So in general, our task is accomplished by defining:
- The reward function
- How much throttle / how many throttle settings can the model select.
- How sharply can it turn / how many angles in that range can it select.
- ...and hyperparameters like..
learning rate (how the model updates) and...
entropy (how often the model takes a random action to ensure all the actions are getting trained on) and...
training time (how long the model trains and therefore how much it costs you to train it)
Given the problem, these are three design principles that I've adopted:
Principle One: Anthropomorphize
Your reward function is probably the most important thing you're doing in this process. The reward function has predefined inputs documented by AWS, like "distance from center line" or "speed". So what would you do if you were teaching somebody to race a car? You give them a high five when they complete a race, and you dress them down for stupid stuff like sitting still or crashing. For everything else, you advise. "Go faster" you say. "Turn like so" you say. Your model is the racer, you are the coach, and your reward function is how you "talk" to it.
Principle Two: KISS
Keep It Simple Stupid. What does that look like in this context?
One: Focus on your reward function. Write simple functions that extract signals about what's happening with the car, such as "going fast" or "crashed". DeepRacer has boilerplate code to help you do this, but they present those as full reward functions. They're not. Those are signal extraction functions -- your reward function interprets the totality of the signals. Simple signal extraction functions, simple reward function.
Two: Standardize on hyperparameters and training times. I found that the default hyperparameters were chosen sensibly. I standardized on 120 minute training sessions.

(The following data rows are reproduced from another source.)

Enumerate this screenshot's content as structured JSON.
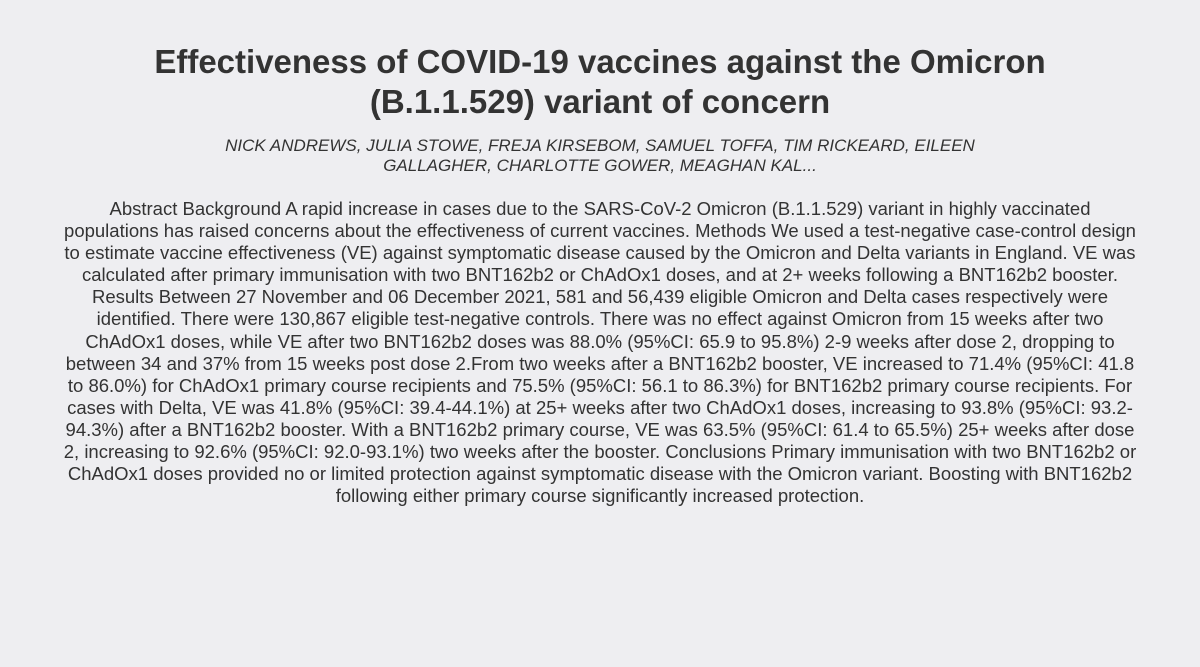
{
  "paper": {
    "title": "Effectiveness of COVID-19 vaccines against the Omicron (B.1.1.529) variant of concern",
    "authors": "NICK ANDREWS, JULIA STOWE, FREJA KIRSEBOM, SAMUEL TOFFA, TIM RICKEARD, EILEEN GALLAGHER, CHARLOTTE GOWER, MEAGHAN KAL...",
    "abstract": "Abstract Background A rapid increase in cases due to the SARS-CoV-2 Omicron (B.1.1.529) variant in highly vaccinated populations has raised concerns about the effectiveness of current vaccines. Methods We used a test-negative case-control design to estimate vaccine effectiveness (VE) against symptomatic disease caused by the Omicron and Delta variants in England. VE was calculated after primary immunisation with two BNT162b2 or ChAdOx1 doses, and at 2+ weeks following a BNT162b2 booster. Results Between 27 November and 06 December 2021, 581 and 56,439 eligible Omicron and Delta cases respectively were identified. There were 130,867 eligible test-negative controls. There was no effect against Omicron from 15 weeks after two ChAdOx1 doses, while VE after two BNT162b2 doses was 88.0% (95%CI: 65.9 to 95.8%) 2-9 weeks after dose 2, dropping to between 34 and 37% from 15 weeks post dose 2.From two weeks after a BNT162b2 booster, VE increased to 71.4% (95%CI: 41.8 to 86.0%) for ChAdOx1 primary course recipients and 75.5% (95%CI: 56.1 to 86.3%) for BNT162b2 primary course recipients. For cases with Delta, VE was 41.8% (95%CI: 39.4-44.1%) at 25+ weeks after two ChAdOx1 doses, increasing to 93.8% (95%CI: 93.2-94.3%) after a BNT162b2 booster. With a BNT162b2 primary course, VE was 63.5% (95%CI: 61.4 to 65.5%) 25+ weeks after dose 2, increasing to 92.6% (95%CI: 92.0-93.1%) two weeks after the booster. Conclusions Primary immunisation with two BNT162b2 or ChAdOx1 doses provided no or limited protection against symptomatic disease with the Omicron variant. Boosting with BNT162b2 following either primary course significantly increased protection."
  }
}
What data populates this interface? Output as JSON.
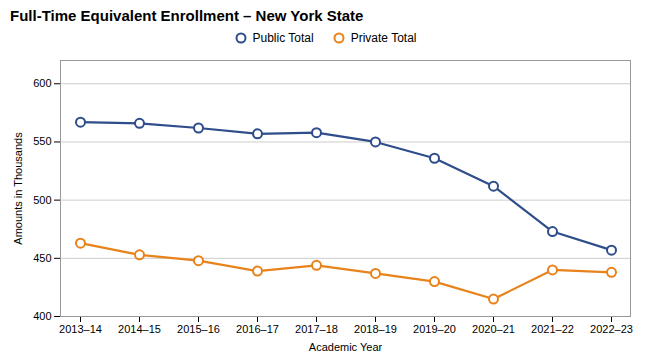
{
  "chart_data": {
    "type": "line",
    "title": "Full-Time Equivalent Enrollment – New York State",
    "xlabel": "Academic Year",
    "ylabel": "Amounts in Thousands",
    "categories": [
      "2013–14",
      "2014–15",
      "2015–16",
      "2016–17",
      "2017–18",
      "2018–19",
      "2019–20",
      "2020–21",
      "2021–22",
      "2022–23"
    ],
    "series": [
      {
        "name": "Public Total",
        "color": "#2E4D8A",
        "values": [
          567,
          566,
          562,
          557,
          558,
          550,
          536,
          512,
          473,
          457
        ]
      },
      {
        "name": "Private Total",
        "color": "#E8821A",
        "values": [
          463,
          453,
          448,
          439,
          444,
          437,
          430,
          415,
          440,
          438
        ]
      }
    ],
    "ylim": [
      400,
      620
    ],
    "yticks": [
      400,
      450,
      500,
      550,
      600
    ],
    "grid": true,
    "legend": "top",
    "marker": "circle"
  }
}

Three: Resist the "big red button" and "min/max"ing. As practicioners, it's natural to marvel at the power of the levers at hand. Resist the urge to max out your training time (or whatever) on a promising model. GOTO 1.
Principle Three: Go Fast
This should be self explanatory, so why am I mentioning it? The model is solving a complex problem involving steering, speed, but also longevity and stability. DeepRacer poses all those problems to you, but it's fundamentally a race. In some other context, like with real cars, you wouldn't accept a model that crashes. This isn't that. Go as fast as you can without crashing all the time. Yes, punish crashing. Yes, steering is important. Still, you are training a racer and racers wanna go fast. When your focus is on one of the other parts of the problem, keep it in the back of your mind.
Bonus Principle: Have Fun
There are a lot of companies, some of them pretty large, that are represented in the top teir of this race. Some of them have a car and a track of their own and run in-house competitions in parallel to the global DeepRacer league. Resist the urge to be discouraged by this. This is very similar to how traditional racing leagues play out...but unlike those leagues the barrier to entry is very low. The cost of a training hour is about 3USD. On a couple hundred bucks we were able to achieve world class performance in reinforcement learning and give teams from Fortune 100 companies like Capital One a run for their money. So relax and have fun. Otherwise what's the point of all this gamification?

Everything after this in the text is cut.